A sovereign, then, has power over life and death. Agamben astutely contends that the decision to render a life bare is without legal consequence and appears to act outside of the law.

A sovereign, in other words, can have a person killed without it being deemed a murder.

Agamben refers to this as a “state of exception,” which identifies a situation when normal or typical legal orders are suspended.

Sovereign power is exercised by deciding what the state of exception will be and what is allowed to occur outside the normal limits of the law.

Former President Joe Biden decided which lives had value and which ones did not last December, when he commuted 37 of 40 federal inmates who were on death row.

Their sentences were changed to life imprisonment without parole.

Three inmates were not commuted and remain on death row.

Biden cited the nature of their crimes (terrorism and hate-motivated mass killings) as the reason for not commuting them.

According to Agamben, he still reduced them to bare life and removed their inherent dignity.

He also demonstrated sovereign power by deciding to keep them on death row thereby suspending the illegality of murder.

But is it possible that the extreme violence of their crimes removed their dignity?

The Congregation for the Doctrine of the Faith, in 2018, announced a revision to the Catechism of the Catholic Church concerning the death penalty.

The revision states that even when a person commits a heinous crime, their dignity-value is not forfeited.

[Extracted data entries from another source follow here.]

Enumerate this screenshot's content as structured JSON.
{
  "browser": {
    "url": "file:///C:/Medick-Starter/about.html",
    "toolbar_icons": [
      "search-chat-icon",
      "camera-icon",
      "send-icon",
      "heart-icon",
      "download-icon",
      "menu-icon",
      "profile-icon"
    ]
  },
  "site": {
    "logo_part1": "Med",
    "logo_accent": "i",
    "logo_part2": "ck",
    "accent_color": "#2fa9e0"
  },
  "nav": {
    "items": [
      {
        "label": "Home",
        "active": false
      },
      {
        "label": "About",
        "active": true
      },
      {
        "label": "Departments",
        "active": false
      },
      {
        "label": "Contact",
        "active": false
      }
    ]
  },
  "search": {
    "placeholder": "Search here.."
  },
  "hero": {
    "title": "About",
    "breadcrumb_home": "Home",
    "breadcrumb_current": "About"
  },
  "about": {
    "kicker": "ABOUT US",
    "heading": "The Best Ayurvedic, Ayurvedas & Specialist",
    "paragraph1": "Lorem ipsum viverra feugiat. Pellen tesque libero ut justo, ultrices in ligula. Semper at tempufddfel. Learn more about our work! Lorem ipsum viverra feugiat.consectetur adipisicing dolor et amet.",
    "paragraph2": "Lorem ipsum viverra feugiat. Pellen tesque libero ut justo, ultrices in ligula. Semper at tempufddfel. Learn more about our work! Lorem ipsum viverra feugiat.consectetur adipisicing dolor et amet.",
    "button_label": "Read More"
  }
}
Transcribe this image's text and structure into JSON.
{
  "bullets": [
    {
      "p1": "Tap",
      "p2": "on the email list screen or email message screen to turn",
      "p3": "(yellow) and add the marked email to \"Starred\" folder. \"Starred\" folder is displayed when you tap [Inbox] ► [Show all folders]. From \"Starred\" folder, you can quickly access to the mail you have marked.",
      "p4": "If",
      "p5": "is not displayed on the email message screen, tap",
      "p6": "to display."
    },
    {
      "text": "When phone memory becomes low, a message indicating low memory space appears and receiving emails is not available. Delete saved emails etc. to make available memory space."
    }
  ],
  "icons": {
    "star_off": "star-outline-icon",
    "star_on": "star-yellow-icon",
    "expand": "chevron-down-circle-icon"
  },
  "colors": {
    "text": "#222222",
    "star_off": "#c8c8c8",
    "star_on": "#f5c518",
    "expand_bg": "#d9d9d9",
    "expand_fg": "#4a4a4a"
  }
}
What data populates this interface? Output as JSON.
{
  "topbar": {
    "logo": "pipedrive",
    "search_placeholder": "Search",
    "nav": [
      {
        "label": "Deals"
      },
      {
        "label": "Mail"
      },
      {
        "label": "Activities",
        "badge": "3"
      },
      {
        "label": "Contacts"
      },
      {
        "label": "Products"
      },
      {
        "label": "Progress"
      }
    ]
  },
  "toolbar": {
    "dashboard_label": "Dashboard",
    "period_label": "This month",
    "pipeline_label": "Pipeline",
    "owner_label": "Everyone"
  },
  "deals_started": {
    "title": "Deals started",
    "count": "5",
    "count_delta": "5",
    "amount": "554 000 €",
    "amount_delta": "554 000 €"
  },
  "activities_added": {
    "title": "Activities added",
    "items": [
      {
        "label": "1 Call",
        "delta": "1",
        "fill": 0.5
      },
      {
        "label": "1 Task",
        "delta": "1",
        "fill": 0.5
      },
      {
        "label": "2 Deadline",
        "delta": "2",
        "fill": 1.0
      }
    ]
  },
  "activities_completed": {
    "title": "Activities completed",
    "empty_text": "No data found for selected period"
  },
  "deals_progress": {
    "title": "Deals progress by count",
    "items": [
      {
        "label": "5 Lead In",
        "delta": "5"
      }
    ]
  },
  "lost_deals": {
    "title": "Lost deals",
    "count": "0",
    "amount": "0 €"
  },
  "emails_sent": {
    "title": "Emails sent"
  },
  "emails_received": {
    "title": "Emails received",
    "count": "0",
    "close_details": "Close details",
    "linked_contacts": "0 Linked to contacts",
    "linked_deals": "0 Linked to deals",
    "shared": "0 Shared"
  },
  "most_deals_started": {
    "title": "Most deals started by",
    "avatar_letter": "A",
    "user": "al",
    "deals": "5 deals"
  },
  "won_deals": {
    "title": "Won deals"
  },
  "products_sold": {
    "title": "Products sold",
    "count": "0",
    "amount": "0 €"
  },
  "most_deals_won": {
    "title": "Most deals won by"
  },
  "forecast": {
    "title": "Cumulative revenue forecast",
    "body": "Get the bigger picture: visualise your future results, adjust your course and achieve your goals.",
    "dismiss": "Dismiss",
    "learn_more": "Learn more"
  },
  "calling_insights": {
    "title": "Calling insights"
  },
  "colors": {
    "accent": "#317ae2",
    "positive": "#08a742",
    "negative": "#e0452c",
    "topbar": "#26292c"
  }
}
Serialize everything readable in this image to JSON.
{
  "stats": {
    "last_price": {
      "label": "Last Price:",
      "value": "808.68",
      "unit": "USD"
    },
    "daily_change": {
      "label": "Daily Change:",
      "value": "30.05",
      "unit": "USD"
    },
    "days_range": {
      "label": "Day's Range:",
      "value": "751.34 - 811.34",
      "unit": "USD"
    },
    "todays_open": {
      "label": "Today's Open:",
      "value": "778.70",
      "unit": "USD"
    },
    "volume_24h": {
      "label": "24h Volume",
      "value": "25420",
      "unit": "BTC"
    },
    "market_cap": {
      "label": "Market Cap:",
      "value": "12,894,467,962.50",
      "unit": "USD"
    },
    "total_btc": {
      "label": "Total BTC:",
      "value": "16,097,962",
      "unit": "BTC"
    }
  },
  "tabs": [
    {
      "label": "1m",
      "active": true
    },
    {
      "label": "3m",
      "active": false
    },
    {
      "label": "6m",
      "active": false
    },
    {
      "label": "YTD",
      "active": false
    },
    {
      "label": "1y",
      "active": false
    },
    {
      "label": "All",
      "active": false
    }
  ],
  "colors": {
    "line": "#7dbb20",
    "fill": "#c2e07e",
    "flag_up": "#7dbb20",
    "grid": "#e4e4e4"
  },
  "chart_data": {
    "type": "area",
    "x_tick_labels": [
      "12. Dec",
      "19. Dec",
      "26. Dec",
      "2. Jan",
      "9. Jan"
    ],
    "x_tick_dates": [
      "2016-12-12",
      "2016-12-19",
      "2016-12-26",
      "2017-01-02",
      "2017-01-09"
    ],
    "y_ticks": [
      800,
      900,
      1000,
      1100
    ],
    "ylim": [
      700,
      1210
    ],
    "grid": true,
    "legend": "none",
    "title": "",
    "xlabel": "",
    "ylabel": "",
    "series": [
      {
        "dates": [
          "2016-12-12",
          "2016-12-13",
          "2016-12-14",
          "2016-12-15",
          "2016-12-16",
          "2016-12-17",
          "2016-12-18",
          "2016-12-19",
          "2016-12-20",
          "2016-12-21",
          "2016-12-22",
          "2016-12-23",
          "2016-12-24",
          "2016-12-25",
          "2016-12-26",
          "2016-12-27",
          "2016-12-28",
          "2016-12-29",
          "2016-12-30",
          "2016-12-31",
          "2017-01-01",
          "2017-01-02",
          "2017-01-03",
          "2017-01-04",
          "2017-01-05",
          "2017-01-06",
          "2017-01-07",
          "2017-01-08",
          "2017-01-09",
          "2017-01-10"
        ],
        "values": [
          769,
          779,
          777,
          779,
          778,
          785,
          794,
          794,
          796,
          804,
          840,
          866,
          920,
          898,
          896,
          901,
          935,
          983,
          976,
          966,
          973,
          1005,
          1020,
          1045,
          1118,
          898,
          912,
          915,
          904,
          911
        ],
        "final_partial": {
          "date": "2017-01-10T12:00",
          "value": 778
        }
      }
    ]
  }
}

Sanctity of human life is the basic principle that guided the revision.

Cardinal Ladaria further contends that social conditions are now favorable for managing criminals to safeguard the common good.

The inherent dignity of the aggressor and the protection of the common good can both be maintained.

While the heinous crimes of criminals can never be excused and are deplorable acts against the inherent dignity of the victims, the Church maintains that God’s redemption is open to all who repent.

When a sovereign exercises the death penalty, the possibility of the criminal’s redemption is nullified.

Atonement for violent crimes ultimately comes from a divine source. No sovereign has a right to interfere with that.